Draft programme for skill-share day on July 26th 2014

UPDATE: This is a draft. The finalised programme is different. Read it here.


Some people like to start the day with a blank flip-chart and take it from there. Others prefer everything to be set out beforehand. In an attempt to find a happy medium, here’s an attempt at a way of structuring our day; this is open for comments so please say if you can think of any improvements.

We have been offered the use of a large room at the Durham Miners’ Hall, and have planned to hold our first skillshare session there on Saturday, July 26th 2014 from 10am to 3pm. Hopefully this will be the first of many – whoever turns up and joins in will get a say in what happens next.

Draft Programme for July 26th


Facilitator and volunteers arrive and set up space, power and networking


Participants arrive. Welcome and introductions.
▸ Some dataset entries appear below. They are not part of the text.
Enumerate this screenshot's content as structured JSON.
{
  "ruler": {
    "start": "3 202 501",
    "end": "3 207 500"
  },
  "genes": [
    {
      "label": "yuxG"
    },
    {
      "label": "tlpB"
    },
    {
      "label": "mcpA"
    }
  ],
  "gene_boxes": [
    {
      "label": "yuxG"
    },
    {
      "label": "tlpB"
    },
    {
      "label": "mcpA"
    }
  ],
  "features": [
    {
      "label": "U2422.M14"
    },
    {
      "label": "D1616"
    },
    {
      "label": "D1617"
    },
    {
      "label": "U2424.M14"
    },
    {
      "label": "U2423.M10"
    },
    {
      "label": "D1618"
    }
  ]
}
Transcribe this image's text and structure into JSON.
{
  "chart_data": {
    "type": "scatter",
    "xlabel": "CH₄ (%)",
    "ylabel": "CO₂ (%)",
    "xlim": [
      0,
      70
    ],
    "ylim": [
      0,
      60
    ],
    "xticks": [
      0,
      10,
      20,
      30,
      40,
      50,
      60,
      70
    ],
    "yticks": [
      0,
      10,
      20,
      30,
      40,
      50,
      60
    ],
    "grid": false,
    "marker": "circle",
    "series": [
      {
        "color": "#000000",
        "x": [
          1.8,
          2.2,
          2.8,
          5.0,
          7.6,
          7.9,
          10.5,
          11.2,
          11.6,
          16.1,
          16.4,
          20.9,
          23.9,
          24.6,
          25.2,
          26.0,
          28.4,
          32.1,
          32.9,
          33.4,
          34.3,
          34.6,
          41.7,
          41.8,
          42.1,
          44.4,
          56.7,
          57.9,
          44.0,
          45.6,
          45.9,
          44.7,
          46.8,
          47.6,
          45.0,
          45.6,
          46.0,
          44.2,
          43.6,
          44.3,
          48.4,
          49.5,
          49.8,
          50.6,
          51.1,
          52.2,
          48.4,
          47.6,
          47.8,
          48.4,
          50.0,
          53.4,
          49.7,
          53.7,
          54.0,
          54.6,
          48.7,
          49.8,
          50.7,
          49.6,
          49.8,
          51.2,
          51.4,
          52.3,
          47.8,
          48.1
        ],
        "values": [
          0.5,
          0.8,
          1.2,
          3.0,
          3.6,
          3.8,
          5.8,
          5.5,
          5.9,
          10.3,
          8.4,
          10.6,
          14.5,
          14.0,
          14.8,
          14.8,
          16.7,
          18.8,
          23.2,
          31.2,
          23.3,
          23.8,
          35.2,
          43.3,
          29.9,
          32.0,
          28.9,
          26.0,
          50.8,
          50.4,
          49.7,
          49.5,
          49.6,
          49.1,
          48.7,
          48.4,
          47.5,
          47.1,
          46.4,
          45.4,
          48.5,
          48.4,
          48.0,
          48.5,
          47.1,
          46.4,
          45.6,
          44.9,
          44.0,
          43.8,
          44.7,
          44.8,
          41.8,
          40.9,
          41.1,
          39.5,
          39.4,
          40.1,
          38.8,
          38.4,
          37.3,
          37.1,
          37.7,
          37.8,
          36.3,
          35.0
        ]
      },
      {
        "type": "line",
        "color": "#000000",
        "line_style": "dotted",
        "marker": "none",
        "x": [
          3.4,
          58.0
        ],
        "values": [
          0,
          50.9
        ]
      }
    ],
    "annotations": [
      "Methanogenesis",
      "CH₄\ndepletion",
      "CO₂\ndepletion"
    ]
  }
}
On a whiteboard or flip-chart, write a list of what every participant wants to achieve today. Examples might include “get linux installed on this laptop”, “find a free alternative to program x”, “get program y to perform function z”, “learn how to encrypt my emails”, “get my free software to work with this printer”, etc.


Volunteers and all participants look at the list and pick tasks that they are able to help with.Facilitator aims to ensure that all tasks are covered, and that everyone gets a chance to contribute something if they want to.


Morning work time. People form small groups of 2 or 3, to work on each task separately.


Picnic lunch (bring your own) in the grounds


Afternoon work time, opportunity to work with different people / on other tasks, still in small groups.


Feedback session: someone from each small group says what they did. If they have unresolved problems, other people might suggest solutions. People who’ve learned new skills might say whether they could show someone else how to do it next time.


What next – discuss what we want to do next month, planning, room booking, share out tasks to make it happen.

Suggestions so far include:

1. “Install-fest” – a session aimed at getting new users up and running by helping to install and configure free software on their computer.

2. “Free Software Clinics” – anyone who has a problem with their free software (especially beginners) can come and get help and guidance from people who are either experts, or just know how to solve a particular problem because they’ve done it before.

3. Themed skillshares: participants choose a topic they want to know more about, study it and present their findings to the group as a talk or demonstration, also make use of any expertise within the group.